The facility has a scanner for Coomassie and silver stained gels, and films; Bio-Rad FX fluorescent scanner with settings for common fluorescent stains. Stains we have scanned for are Sypro Ruby, Pro-Q Diamond phospho-protein stain, Cy3, Cy5. Images can be analyzed with Bio-Rad PDQuest software; comparison of images can be time consuming, commonly because of streaks and faint spots. The images can be converted to TIFF files for use with other programs.
A spot cutter can cut out spots, and lanes, from gels as an alternative to manual cutting. For large numbers of spots, the spot cutter may be more convenient than manual cutting. The spot cutter may also be more convenient than manual cutting for selecting Sypro labeled spots because it has a short wavelength UV lamp. The spots can be chosen from an analyzed image, or by manual selection on screen. There is a charge for using the scanners.
Digestion of proteins
The Biomolecular Research Facility performs enzymatic and cyanogen bromide digestions of proteins, separates the resultant peptides and sequence them by mass spectrometry or Edman sequencing.
The most common means of digestion are with lysyl peptidase, which cuts after lysine residues; trypsin, which cuts after lysine and arginine residues and cyanogen bromide which cuts after methionine. These digestions have been reliable.

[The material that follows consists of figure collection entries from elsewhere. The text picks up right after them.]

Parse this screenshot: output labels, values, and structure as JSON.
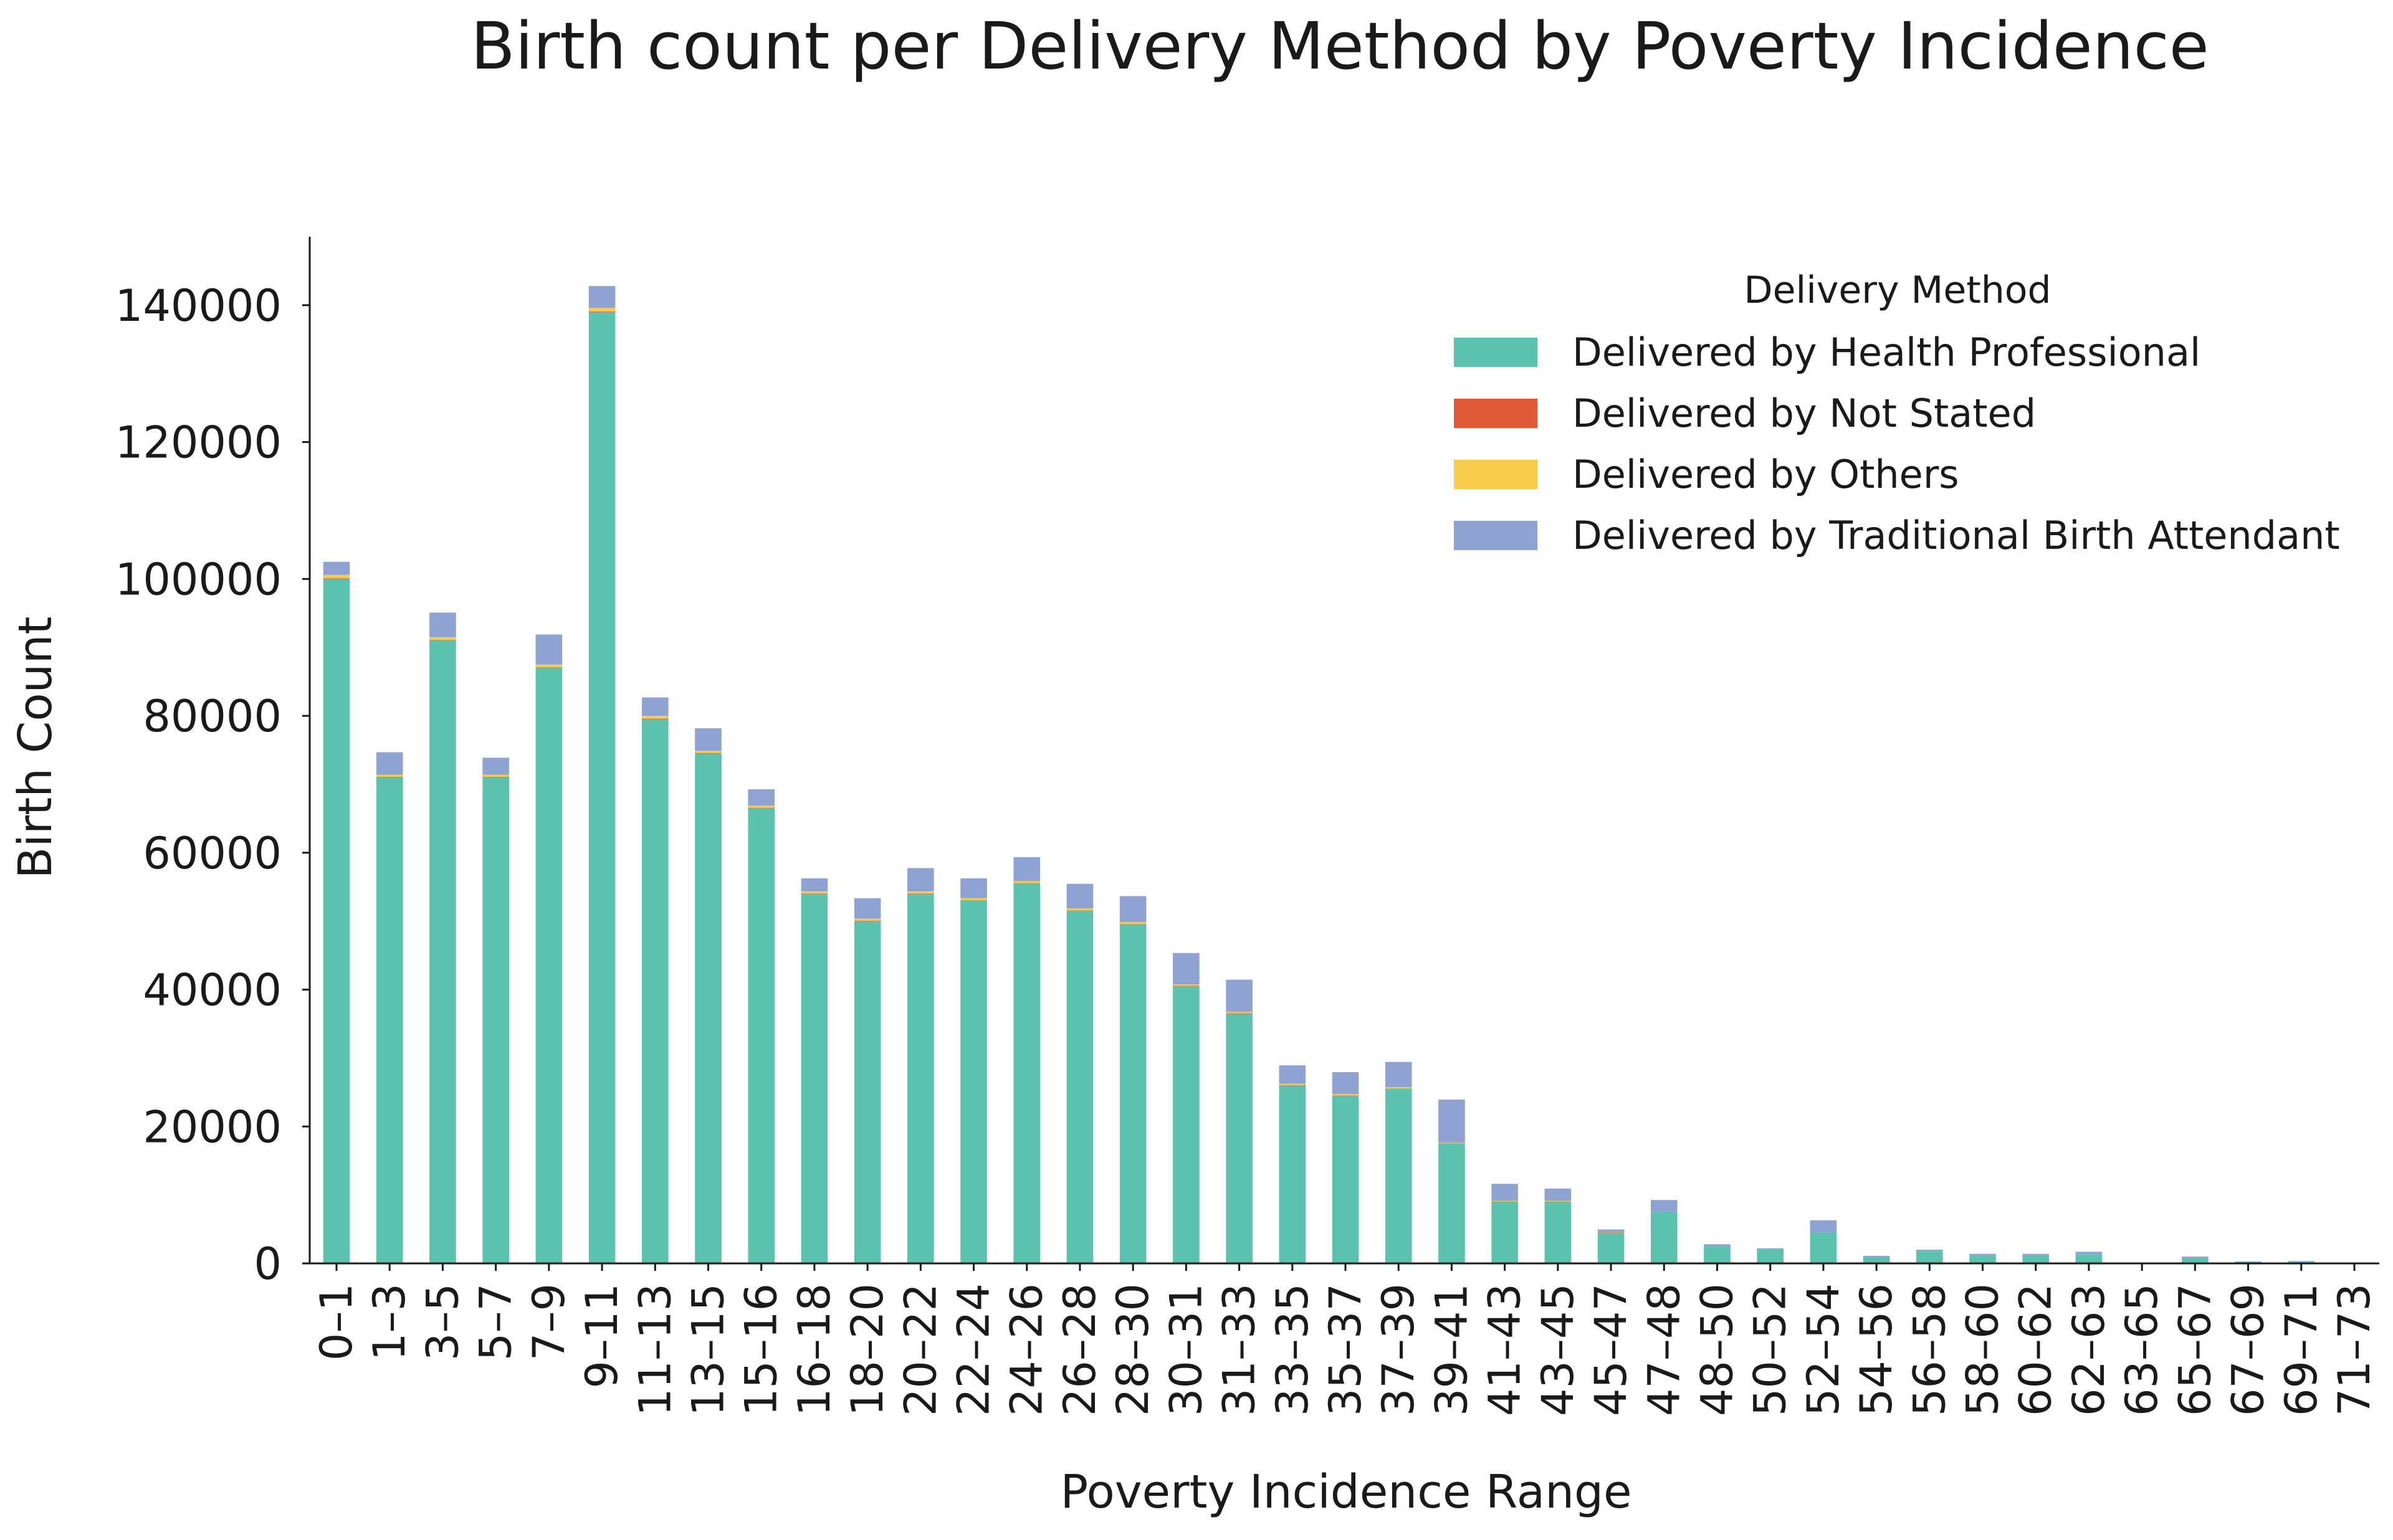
{
  "chart_data": {
    "type": "bar",
    "stacked": true,
    "title": "Birth count per Delivery Method by Poverty Incidence",
    "xlabel": "Poverty Incidence Range",
    "ylabel": "Birth Count",
    "ylim": [
      0,
      150000
    ],
    "yticks": [
      0,
      20000,
      40000,
      60000,
      80000,
      100000,
      120000,
      140000
    ],
    "ytick_labels": [
      "0",
      "20000",
      "40000",
      "60000",
      "80000",
      "100000",
      "120000",
      "140000"
    ],
    "grid": false,
    "legend": {
      "title": "Delivery Method",
      "placement": "top-right"
    },
    "categories": [
      "0–1",
      "1–3",
      "3–5",
      "5–7",
      "7–9",
      "9–11",
      "11–13",
      "13–15",
      "15–16",
      "16–18",
      "18–20",
      "20–22",
      "22–24",
      "24–26",
      "26–28",
      "28–30",
      "30–31",
      "31–33",
      "33–35",
      "35–37",
      "37–39",
      "39–41",
      "41–43",
      "43–45",
      "45–47",
      "47–48",
      "48–50",
      "50–52",
      "52–54",
      "54–56",
      "56–58",
      "58–60",
      "60–62",
      "62–63",
      "63–65",
      "65–67",
      "67–69",
      "69–71",
      "71–73"
    ],
    "series": [
      {
        "name": "Delivered by Health Professional",
        "color": "#5bc3ad",
        "values": [
          100000,
          71000,
          91000,
          71000,
          87000,
          139000,
          79500,
          74500,
          66500,
          54000,
          50000,
          54000,
          53000,
          55500,
          51500,
          49500,
          40500,
          36500,
          26000,
          24500,
          25500,
          17500,
          9000,
          9000,
          4500,
          7500,
          2500,
          2000,
          4500,
          900,
          1800,
          1100,
          1200,
          1300,
          0,
          800,
          200,
          250,
          0
        ]
      },
      {
        "name": "Delivered by Not Stated",
        "color": "#e05a37",
        "values": [
          100,
          80,
          90,
          80,
          90,
          100,
          90,
          80,
          70,
          60,
          60,
          60,
          60,
          60,
          60,
          60,
          50,
          50,
          40,
          40,
          40,
          30,
          20,
          20,
          10,
          10,
          0,
          0,
          0,
          0,
          0,
          0,
          0,
          0,
          0,
          0,
          0,
          0,
          0
        ]
      },
      {
        "name": "Delivered by Others",
        "color": "#f7cd4b",
        "values": [
          500,
          300,
          400,
          300,
          400,
          500,
          400,
          300,
          300,
          300,
          300,
          300,
          300,
          300,
          300,
          300,
          200,
          200,
          200,
          200,
          200,
          100,
          100,
          100,
          50,
          50,
          0,
          0,
          0,
          0,
          0,
          0,
          0,
          0,
          0,
          0,
          0,
          0,
          0
        ]
      },
      {
        "name": "Delivered by Traditional Birth Attendant",
        "color": "#8fa3d3",
        "values": [
          1900,
          3300,
          3600,
          2500,
          4400,
          3200,
          2700,
          3300,
          2400,
          1900,
          3000,
          3400,
          2900,
          3500,
          3600,
          3800,
          4600,
          4700,
          2700,
          3200,
          3700,
          6300,
          2500,
          1800,
          400,
          1700,
          300,
          200,
          1800,
          200,
          200,
          300,
          200,
          400,
          0,
          200,
          100,
          100,
          0
        ]
      }
    ]
  }
}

Prior to digestion or sequencing, it is preferable to reduce and alkylate the protein to eliminate disulfide bridges, and hence cross linked peptides and protect cysteine; without alkylation, cysteine cannot be identified during Edman sequencing. The preferred alkylating reagent for Edman sequencing is N-isopropyliodoacetamide: iodoacetate and iodoacetamide give derivatives which are not easily distinguished from other amino acids during Edman sequencing. We can alkylate proteins after transfer to PVDF.

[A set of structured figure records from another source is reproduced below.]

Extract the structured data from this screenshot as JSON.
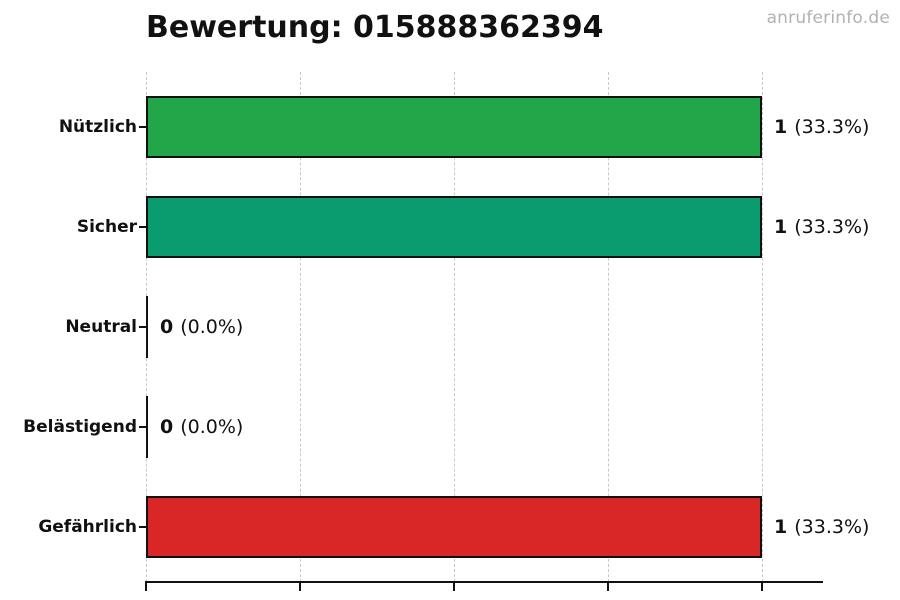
{
  "watermark": {
    "text": "anruferinfo.de",
    "color": "#b1b1b1"
  },
  "chart_data": {
    "type": "bar",
    "orientation": "horizontal",
    "title": "Bewertung: 015888362394",
    "categories": [
      "Nützlich",
      "Sicher",
      "Neutral",
      "Belästigend",
      "Gefährlich"
    ],
    "values": [
      1,
      1,
      0,
      0,
      1
    ],
    "percentages": [
      33.3,
      33.3,
      0.0,
      0.0,
      33.3
    ],
    "rows": [
      {
        "label": "Nützlich",
        "value": "1",
        "pct_label": "(33.3%)",
        "numeric": 1,
        "color": "#21a74a"
      },
      {
        "label": "Sicher",
        "value": "1",
        "pct_label": "(33.3%)",
        "numeric": 1,
        "color": "#0a9b6e"
      },
      {
        "label": "Neutral",
        "value": "0",
        "pct_label": "(0.0%)",
        "numeric": 0,
        "color": null
      },
      {
        "label": "Belästigend",
        "value": "0",
        "pct_label": "(0.0%)",
        "numeric": 0,
        "color": null
      },
      {
        "label": "Gefährlich",
        "value": "1",
        "pct_label": "(33.3%)",
        "numeric": 1,
        "color": "#d92728"
      }
    ],
    "axis": {
      "xmin": 0,
      "xmax": 1,
      "ticks": [
        0,
        0.25,
        0.5,
        0.75,
        1
      ],
      "tick_labels_visible": false,
      "grid": "dashed"
    },
    "bar_edge_color": "#111111",
    "grid_color": "#c9c9c9",
    "legend": "none"
  }
}
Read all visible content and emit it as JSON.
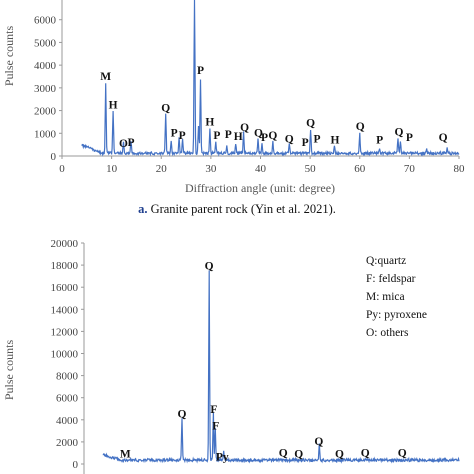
{
  "chart_data": [
    {
      "type": "line",
      "caption_bold": "a.",
      "caption_text": " Granite parent rock (Yin et al. 2021).",
      "xlabel": "Diffraction angle (unit: degree)",
      "ylabel": "Pulse counts",
      "xlim": [
        0,
        80
      ],
      "ylim": [
        0,
        7000
      ],
      "xticks": [
        "0",
        "10",
        "20",
        "30",
        "40",
        "50",
        "60",
        "70",
        "80"
      ],
      "yticks": [
        "0",
        "1000",
        "2000",
        "3000",
        "4000",
        "5000",
        "6000"
      ],
      "color": "#4472c4",
      "peaks": [
        {
          "x": 8.8,
          "y": 3050
        },
        {
          "x": 10.3,
          "y": 1850
        },
        {
          "x": 12.4,
          "y": 550
        },
        {
          "x": 13.9,
          "y": 500
        },
        {
          "x": 20.9,
          "y": 1700
        },
        {
          "x": 22.0,
          "y": 600
        },
        {
          "x": 23.6,
          "y": 700
        },
        {
          "x": 24.3,
          "y": 650
        },
        {
          "x": 26.7,
          "y": 7500
        },
        {
          "x": 27.5,
          "y": 1200
        },
        {
          "x": 27.9,
          "y": 3300
        },
        {
          "x": 29.8,
          "y": 1100
        },
        {
          "x": 31.0,
          "y": 500
        },
        {
          "x": 33.2,
          "y": 350
        },
        {
          "x": 35.0,
          "y": 450
        },
        {
          "x": 36.6,
          "y": 950
        },
        {
          "x": 39.5,
          "y": 600
        },
        {
          "x": 40.3,
          "y": 450
        },
        {
          "x": 42.5,
          "y": 500
        },
        {
          "x": 45.8,
          "y": 400
        },
        {
          "x": 50.1,
          "y": 1050
        },
        {
          "x": 54.9,
          "y": 300
        },
        {
          "x": 60.0,
          "y": 900
        },
        {
          "x": 64.0,
          "y": 250
        },
        {
          "x": 67.7,
          "y": 650
        },
        {
          "x": 68.2,
          "y": 550
        },
        {
          "x": 73.5,
          "y": 200
        },
        {
          "x": 77.6,
          "y": 200
        }
      ],
      "annotations": [
        {
          "label": "M",
          "x": 8.8,
          "y": 3350
        },
        {
          "label": "H",
          "x": 10.3,
          "y": 2100
        },
        {
          "label": "O",
          "x": 12.4,
          "y": 400
        },
        {
          "label": "P",
          "x": 13.9,
          "y": 450
        },
        {
          "label": "Q",
          "x": 20.9,
          "y": 1950
        },
        {
          "label": "P",
          "x": 22.6,
          "y": 850
        },
        {
          "label": "P",
          "x": 24.2,
          "y": 750
        },
        {
          "label": "P",
          "x": 27.9,
          "y": 3600
        },
        {
          "label": "H",
          "x": 29.8,
          "y": 1350
        },
        {
          "label": "P",
          "x": 31.2,
          "y": 750
        },
        {
          "label": "P",
          "x": 33.5,
          "y": 800
        },
        {
          "label": "H",
          "x": 35.5,
          "y": 700
        },
        {
          "label": "Q",
          "x": 36.8,
          "y": 1100
        },
        {
          "label": "Q",
          "x": 39.6,
          "y": 850
        },
        {
          "label": "P",
          "x": 40.8,
          "y": 650
        },
        {
          "label": "Q",
          "x": 42.5,
          "y": 750
        },
        {
          "label": "Q",
          "x": 45.8,
          "y": 600
        },
        {
          "label": "P",
          "x": 49.0,
          "y": 450
        },
        {
          "label": "Q",
          "x": 50.1,
          "y": 1300
        },
        {
          "label": "P",
          "x": 51.4,
          "y": 600
        },
        {
          "label": "H",
          "x": 55.0,
          "y": 550
        },
        {
          "label": "Q",
          "x": 60.1,
          "y": 1150
        },
        {
          "label": "P",
          "x": 64.0,
          "y": 550
        },
        {
          "label": "Q",
          "x": 67.9,
          "y": 900
        },
        {
          "label": "P",
          "x": 70.0,
          "y": 650
        },
        {
          "label": "Q",
          "x": 76.8,
          "y": 650
        }
      ]
    },
    {
      "type": "line",
      "ylabel": "Pulse counts",
      "xlim": [
        0,
        80
      ],
      "ylim": [
        0,
        20000
      ],
      "yticks": [
        "0",
        "2000",
        "4000",
        "6000",
        "8000",
        "10000",
        "12000",
        "14000",
        "16000",
        "18000",
        "20000"
      ],
      "color": "#4472c4",
      "legend": [
        "Q:quartz",
        "F: feldspar",
        "M: mica",
        "Py: pyroxene",
        "O: others"
      ],
      "legend_position": "top-right",
      "peaks": [
        {
          "x": 20.9,
          "y": 3900
        },
        {
          "x": 26.7,
          "y": 17300
        },
        {
          "x": 27.6,
          "y": 4300
        },
        {
          "x": 28.0,
          "y": 3000
        },
        {
          "x": 29.8,
          "y": 900
        },
        {
          "x": 50.2,
          "y": 1500
        }
      ],
      "annotations": [
        {
          "label": "Q",
          "x": 20.9,
          "y": 4200
        },
        {
          "label": "Q",
          "x": 26.7,
          "y": 17600
        },
        {
          "label": "F",
          "x": 27.7,
          "y": 4600
        },
        {
          "label": "F",
          "x": 28.1,
          "y": 3100
        },
        {
          "label": "M",
          "x": 8.8,
          "y": 600
        },
        {
          "label": "Py",
          "x": 29.5,
          "y": 300
        },
        {
          "label": "Q",
          "x": 42.5,
          "y": 700
        },
        {
          "label": "Q",
          "x": 45.8,
          "y": 600
        },
        {
          "label": "Q",
          "x": 50.1,
          "y": 1700
        },
        {
          "label": "Q",
          "x": 54.5,
          "y": 600
        },
        {
          "label": "Q",
          "x": 60.0,
          "y": 700
        },
        {
          "label": "Q",
          "x": 67.9,
          "y": 700
        }
      ]
    }
  ]
}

Separation of proteins and peptides
The Facility performs peptide and protein purification by reverse phase high performance liquid chromatography. Commonly purifications are performed on a small bore instrument which uses 2.1 mm and 1 mm diameter columns. Compared to the common 4.6 mm diameter columns, the small columns give higher sensitivity and supply the sample in a small volume which is suitable for Edman sequencing or mass determination. However larger columns can be used for larger samples. When necessary, peptides from a digest are rerun on a different column or in different solvents to separate co-eluting peptides. The Facility also has an FPLC for ion exchange separations of proteins.
Amino Acid Analysis
Amino acid analysis determines the amino acid composition of a peptide or protein. It is also one of the most commonly used technique for quantitating proteins and peptides that does not depend on specific structural features of the polypeptide, like the conventional dye-binding methods. Amino acid analysis is often employed to asses coupling of peptides to carrier proteins like KLH; the quantitation is aided by incorporating a non-naturally occurring amino acid, such as norleucine or ß-alanine, in the peptide.

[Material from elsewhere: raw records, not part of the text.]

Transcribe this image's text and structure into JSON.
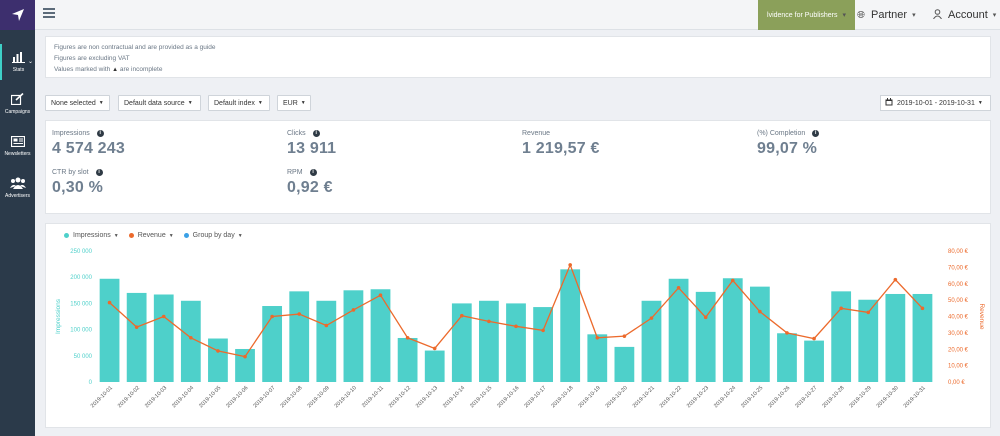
{
  "sidebar": {
    "items": [
      {
        "label": "Stats"
      },
      {
        "label": "Campaigns"
      },
      {
        "label": "Newsletters"
      },
      {
        "label": "Advertisers"
      }
    ]
  },
  "topbar": {
    "brand_menu": "lvidence for Publishers",
    "partner_label": "Partner",
    "account_label": "Account"
  },
  "notes": [
    "Figures are non contractual and are provided as a guide",
    "Figures are excluding VAT",
    "Values marked with",
    "are incomplete"
  ],
  "filters": {
    "selection": "None selected",
    "data_source": "Default data source",
    "index": "Default index",
    "currency": "EUR",
    "date_range": "2019-10-01 - 2019-10-31"
  },
  "kpis": {
    "impressions_label": "Impressions",
    "impressions_value": "4 574 243",
    "clicks_label": "Clicks",
    "clicks_value": "13 911",
    "revenue_label": "Revenue",
    "revenue_value": "1 219,57 €",
    "completion_label": "(%) Completion",
    "completion_value": "99,07 %",
    "ctr_label": "CTR by slot",
    "ctr_value": "0,30 %",
    "rpm_label": "RPM",
    "rpm_value": "0,92 €"
  },
  "chart_legend": {
    "impressions": "Impressions",
    "revenue": "Revenue",
    "group": "Group by day"
  },
  "colors": {
    "bars": "#4ed0ca",
    "line": "#ec6a2c",
    "group_dot": "#3aa0e6"
  },
  "chart_data": {
    "type": "bar",
    "categories": [
      "2019-10-01",
      "2019-10-02",
      "2019-10-03",
      "2019-10-04",
      "2019-10-05",
      "2019-10-06",
      "2019-10-07",
      "2019-10-08",
      "2019-10-09",
      "2019-10-10",
      "2019-10-11",
      "2019-10-12",
      "2019-10-13",
      "2019-10-14",
      "2019-10-15",
      "2019-10-16",
      "2019-10-17",
      "2019-10-18",
      "2019-10-19",
      "2019-10-20",
      "2019-10-21",
      "2019-10-22",
      "2019-10-23",
      "2019-10-24",
      "2019-10-25",
      "2019-10-26",
      "2019-10-27",
      "2019-10-28",
      "2019-10-29",
      "2019-10-30",
      "2019-10-31"
    ],
    "series": [
      {
        "name": "Impressions",
        "type": "bar",
        "axis": "left",
        "values": [
          197000,
          170000,
          167000,
          155000,
          83000,
          63000,
          145000,
          173000,
          155000,
          175000,
          177000,
          84000,
          60000,
          150000,
          155000,
          150000,
          143000,
          215000,
          91000,
          67000,
          155000,
          197000,
          172000,
          198000,
          182000,
          93000,
          79000,
          173000,
          157000,
          168000,
          168000
        ]
      },
      {
        "name": "Revenue",
        "type": "line",
        "axis": "right",
        "values": [
          48.5,
          33.5,
          40,
          27,
          19,
          15.5,
          40,
          41.5,
          34.5,
          44,
          53,
          27,
          20.5,
          40.5,
          37,
          34,
          31.5,
          71.5,
          27,
          28,
          39,
          57.5,
          39.5,
          62,
          43,
          30,
          26.5,
          45,
          42.5,
          62.5,
          45
        ]
      }
    ],
    "ylabel": "Impressions",
    "y2label": "Revenue",
    "ylim": [
      0,
      250000
    ],
    "y2lim": [
      0,
      80
    ],
    "yticks": [
      "0",
      "50 000",
      "100 000",
      "150 000",
      "200 000",
      "250 000"
    ],
    "y2ticks": [
      "0,00 €",
      "10,00 €",
      "20,00 €",
      "30,00 €",
      "40,00 €",
      "50,00 €",
      "60,00 €",
      "70,00 €",
      "80,00 €"
    ],
    "grid": false
  }
}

To start amino acid analysis, the polypeptide is normally hydrolysed in 6N hydrochloric acid vapor for 24 hours at 110°C. The free amino acids are then derivatized either with phenylisothiocyanate to produce phenylthiocarbamyl (PTC) amino acids. The derivatized amino acids are separated on a C18 reversed phase column with an acetonitrile gradient in sodium acetate buffer.
Sample Requirements
We need 2 to 10 µg of purified protein or peptide sample, preferably in a volatile solvent or solid. However small amounts of non-volatile salts can be tolerated. We encourage potential users to include a buffer solution for control.
Limitations
During acid hydrolysis, asparagine and glutamine are deamidated to aspartate and glutamate, respectively, rendering the acid and its corresponding amide indistinguishable. Tryptophan is destroyed under the standard hydrolysis conditions, and so is cysteine although to a lesser extent. Therefore special hydrolysis conditions are required for these two amino acids and they need to be carried out separately.